Multifamily real estate has seemingly regained its luster as an investment as concerns about the coronavirus pandemic's effect on demographic changes wane.

Apartment buildings rose in price by 1.2% from April to May, which amounted to 10.1% higher than their average price last May, according to Real Capital Analytics' monthly Commercial Property Price Index, released Thursday. The year-over-year change was the largest of any asset class tracked by RCA, outpacing industrial's year-over-year growth of 9.5%.

May was also the first month in which multifamily real estate saw double-digit year-over-year price growth since March 2020.

Part of the pricing surge for multifamily, especially when compared to industrial, could be chalked up to a one-month blip, RCA Senior Vice President Jim Costello told Bisnow.
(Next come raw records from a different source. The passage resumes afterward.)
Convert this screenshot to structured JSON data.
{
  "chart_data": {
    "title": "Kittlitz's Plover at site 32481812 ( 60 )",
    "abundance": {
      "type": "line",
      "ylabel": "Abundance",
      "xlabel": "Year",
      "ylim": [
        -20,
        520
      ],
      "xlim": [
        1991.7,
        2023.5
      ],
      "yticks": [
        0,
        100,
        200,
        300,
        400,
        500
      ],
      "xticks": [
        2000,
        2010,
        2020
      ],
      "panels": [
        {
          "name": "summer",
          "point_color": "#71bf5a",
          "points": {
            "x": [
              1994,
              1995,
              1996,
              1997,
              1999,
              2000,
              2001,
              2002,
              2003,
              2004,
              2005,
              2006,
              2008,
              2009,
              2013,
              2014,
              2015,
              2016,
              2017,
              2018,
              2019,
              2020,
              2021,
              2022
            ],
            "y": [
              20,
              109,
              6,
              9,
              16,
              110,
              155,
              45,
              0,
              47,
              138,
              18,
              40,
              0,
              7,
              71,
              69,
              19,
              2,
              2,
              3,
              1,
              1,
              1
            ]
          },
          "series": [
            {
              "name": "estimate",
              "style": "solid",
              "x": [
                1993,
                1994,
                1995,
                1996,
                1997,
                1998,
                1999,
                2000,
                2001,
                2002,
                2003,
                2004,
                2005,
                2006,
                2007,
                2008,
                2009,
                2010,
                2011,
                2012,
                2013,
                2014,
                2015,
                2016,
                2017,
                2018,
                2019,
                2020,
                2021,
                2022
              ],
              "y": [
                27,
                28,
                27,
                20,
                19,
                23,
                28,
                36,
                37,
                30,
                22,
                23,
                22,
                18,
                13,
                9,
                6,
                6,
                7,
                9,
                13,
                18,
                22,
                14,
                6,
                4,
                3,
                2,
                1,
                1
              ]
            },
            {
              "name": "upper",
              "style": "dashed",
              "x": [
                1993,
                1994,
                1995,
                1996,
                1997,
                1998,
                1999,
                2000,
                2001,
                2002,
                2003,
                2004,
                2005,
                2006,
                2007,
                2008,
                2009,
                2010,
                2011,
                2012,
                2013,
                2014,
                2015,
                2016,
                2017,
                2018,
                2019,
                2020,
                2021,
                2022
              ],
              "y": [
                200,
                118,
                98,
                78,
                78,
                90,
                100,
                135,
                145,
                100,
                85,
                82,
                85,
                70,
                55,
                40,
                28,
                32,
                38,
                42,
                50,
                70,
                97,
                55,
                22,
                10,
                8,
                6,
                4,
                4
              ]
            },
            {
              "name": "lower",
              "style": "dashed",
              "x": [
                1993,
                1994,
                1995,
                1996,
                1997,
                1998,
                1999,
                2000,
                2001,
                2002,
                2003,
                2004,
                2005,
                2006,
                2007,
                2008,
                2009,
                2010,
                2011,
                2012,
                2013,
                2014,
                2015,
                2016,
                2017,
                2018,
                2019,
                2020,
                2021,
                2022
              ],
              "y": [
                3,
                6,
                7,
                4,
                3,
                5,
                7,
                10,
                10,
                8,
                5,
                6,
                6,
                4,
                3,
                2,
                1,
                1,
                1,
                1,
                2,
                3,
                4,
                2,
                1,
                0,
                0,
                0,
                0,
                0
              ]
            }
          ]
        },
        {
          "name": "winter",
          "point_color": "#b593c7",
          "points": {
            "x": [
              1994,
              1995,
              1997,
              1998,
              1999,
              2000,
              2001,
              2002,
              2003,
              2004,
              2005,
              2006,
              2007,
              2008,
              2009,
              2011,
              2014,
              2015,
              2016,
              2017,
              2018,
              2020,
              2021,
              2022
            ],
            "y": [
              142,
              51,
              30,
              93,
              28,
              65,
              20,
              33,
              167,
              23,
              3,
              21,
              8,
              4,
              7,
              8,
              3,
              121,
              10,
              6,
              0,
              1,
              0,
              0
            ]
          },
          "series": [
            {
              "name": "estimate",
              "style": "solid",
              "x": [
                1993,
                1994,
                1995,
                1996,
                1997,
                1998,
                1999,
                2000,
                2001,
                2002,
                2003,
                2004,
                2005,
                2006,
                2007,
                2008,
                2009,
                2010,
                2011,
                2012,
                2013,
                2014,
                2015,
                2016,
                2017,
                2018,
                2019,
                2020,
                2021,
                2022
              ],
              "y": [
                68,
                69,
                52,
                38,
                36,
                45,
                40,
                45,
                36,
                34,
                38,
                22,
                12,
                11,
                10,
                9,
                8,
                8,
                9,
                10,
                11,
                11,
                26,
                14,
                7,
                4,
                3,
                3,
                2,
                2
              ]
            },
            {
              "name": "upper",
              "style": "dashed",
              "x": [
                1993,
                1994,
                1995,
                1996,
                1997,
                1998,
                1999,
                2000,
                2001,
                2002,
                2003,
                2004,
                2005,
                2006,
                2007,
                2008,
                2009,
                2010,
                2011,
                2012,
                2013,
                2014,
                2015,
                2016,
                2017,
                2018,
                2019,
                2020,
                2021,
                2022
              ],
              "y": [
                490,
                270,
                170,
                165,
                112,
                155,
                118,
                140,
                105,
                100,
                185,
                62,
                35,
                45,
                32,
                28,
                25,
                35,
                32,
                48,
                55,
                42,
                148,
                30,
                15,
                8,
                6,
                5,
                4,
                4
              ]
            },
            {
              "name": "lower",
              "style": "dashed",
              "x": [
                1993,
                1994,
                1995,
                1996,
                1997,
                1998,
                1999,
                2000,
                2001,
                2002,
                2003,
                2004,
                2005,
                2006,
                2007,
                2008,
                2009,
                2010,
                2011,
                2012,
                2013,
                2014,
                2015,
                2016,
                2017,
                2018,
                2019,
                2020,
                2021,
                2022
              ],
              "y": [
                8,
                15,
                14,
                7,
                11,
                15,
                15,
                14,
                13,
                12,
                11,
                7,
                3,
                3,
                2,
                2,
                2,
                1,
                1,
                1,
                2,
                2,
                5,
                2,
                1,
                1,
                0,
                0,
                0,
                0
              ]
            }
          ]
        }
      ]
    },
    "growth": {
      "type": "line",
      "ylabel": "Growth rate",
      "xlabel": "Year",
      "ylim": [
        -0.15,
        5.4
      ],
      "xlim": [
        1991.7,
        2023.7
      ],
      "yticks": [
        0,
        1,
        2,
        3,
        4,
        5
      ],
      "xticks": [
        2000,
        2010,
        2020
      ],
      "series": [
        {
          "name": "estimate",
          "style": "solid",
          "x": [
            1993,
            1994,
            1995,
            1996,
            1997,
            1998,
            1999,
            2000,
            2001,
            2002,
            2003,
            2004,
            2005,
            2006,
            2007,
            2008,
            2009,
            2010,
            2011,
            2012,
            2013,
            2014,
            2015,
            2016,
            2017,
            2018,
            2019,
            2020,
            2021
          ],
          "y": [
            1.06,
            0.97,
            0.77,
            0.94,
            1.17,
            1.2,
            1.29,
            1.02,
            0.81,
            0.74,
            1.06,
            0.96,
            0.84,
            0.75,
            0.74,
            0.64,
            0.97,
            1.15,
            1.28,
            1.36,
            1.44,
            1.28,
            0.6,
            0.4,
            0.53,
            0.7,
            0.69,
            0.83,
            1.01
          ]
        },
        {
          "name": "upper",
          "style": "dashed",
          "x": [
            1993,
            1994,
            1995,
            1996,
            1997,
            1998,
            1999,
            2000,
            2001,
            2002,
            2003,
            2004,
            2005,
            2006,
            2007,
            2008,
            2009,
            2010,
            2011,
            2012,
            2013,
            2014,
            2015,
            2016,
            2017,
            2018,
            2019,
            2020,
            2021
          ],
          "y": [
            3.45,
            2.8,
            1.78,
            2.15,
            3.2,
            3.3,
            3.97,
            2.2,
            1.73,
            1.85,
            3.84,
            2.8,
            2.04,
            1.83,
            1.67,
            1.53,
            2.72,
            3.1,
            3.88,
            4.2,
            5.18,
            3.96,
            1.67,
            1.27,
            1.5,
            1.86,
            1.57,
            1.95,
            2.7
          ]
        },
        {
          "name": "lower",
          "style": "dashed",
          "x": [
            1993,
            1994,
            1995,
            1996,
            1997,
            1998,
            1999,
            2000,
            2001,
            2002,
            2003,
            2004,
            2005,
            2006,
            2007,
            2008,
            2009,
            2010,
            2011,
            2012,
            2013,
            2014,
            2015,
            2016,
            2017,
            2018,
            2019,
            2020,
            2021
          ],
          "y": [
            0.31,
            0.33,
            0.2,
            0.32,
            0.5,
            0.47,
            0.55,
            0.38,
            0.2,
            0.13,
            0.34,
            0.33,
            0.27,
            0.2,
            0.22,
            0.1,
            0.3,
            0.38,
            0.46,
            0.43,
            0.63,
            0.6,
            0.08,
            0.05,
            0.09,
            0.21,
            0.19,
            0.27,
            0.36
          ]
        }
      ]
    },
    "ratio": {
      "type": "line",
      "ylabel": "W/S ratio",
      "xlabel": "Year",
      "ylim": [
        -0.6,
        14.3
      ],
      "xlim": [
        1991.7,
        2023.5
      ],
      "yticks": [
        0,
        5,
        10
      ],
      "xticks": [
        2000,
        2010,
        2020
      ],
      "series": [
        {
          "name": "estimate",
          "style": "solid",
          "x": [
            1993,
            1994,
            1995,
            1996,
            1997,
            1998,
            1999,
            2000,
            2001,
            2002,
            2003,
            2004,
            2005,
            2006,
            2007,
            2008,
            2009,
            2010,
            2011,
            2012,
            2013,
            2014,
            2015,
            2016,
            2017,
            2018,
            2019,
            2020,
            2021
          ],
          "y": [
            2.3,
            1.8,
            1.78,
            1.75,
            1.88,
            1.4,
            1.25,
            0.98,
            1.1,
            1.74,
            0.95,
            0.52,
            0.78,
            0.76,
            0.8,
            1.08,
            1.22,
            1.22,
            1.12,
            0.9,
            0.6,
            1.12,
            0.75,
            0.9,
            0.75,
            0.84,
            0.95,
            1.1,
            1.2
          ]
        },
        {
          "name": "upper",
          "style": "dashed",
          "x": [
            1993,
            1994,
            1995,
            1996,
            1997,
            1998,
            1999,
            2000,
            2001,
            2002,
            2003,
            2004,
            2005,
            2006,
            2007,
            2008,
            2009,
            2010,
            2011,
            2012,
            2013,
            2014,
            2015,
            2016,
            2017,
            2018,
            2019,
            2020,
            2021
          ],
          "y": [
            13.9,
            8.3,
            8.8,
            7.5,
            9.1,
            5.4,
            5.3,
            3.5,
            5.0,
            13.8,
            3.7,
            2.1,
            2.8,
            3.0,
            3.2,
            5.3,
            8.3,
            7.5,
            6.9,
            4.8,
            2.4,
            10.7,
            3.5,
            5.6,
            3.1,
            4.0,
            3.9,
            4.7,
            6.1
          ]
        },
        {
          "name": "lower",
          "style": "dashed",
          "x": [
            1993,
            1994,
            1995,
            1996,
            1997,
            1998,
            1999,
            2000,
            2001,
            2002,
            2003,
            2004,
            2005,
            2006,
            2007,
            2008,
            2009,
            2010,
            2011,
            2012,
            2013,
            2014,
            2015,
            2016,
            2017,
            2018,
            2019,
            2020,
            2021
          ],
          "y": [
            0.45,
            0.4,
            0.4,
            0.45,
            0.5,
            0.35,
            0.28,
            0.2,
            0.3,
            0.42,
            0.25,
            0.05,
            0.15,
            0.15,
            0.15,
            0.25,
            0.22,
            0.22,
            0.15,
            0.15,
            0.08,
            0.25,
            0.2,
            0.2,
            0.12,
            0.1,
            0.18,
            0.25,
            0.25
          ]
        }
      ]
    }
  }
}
But key fundamentals have undoubtedly driven confidence higher; multifamily analytics platform RealPage found that "new lease trade-out" — its term for the change in rents for the same unit when one lease ends and a new resident moves in — was nearing record levels as of mid-June.

“Underwriting in multifamily has been accounting for relatively stable yields recently, but throw some good rent growth on top, and it likely makes for increasing values,” Costello said.

The only asset class that has declined in price since May of last year was that of office buildings in central business districts, RCA reported. Urban office has declined in price by 5.5% year-over-year and by 0.4% from April to May. Despite widespread efforts to either entice or require employees to return to offices, the slow recovery of occupancy has weighed down outlooks in the sector.

Overall, the highest-density markets in the U.S. have lagged behind all other metro areas in terms of commercial real estate price growth, RCA reports. Taken together, commercial assets in New York, San Francisco, Chicago, Los Angeles, Boston and Washington, D.C., have grown in price by 3.6% over the past year, while all other markets RCA tracks have grown by 10.3%.

Still, industry sentiment is more positive for commercial real estate investing overall than it had been before the pandemic. Trade group CRE Finance Council's Board of Governors Sentiment Index held largely steady from the first to second quarter of this year at 118, its highest number since the index established its baseline of 100 in Q1 2017, CREFC announced.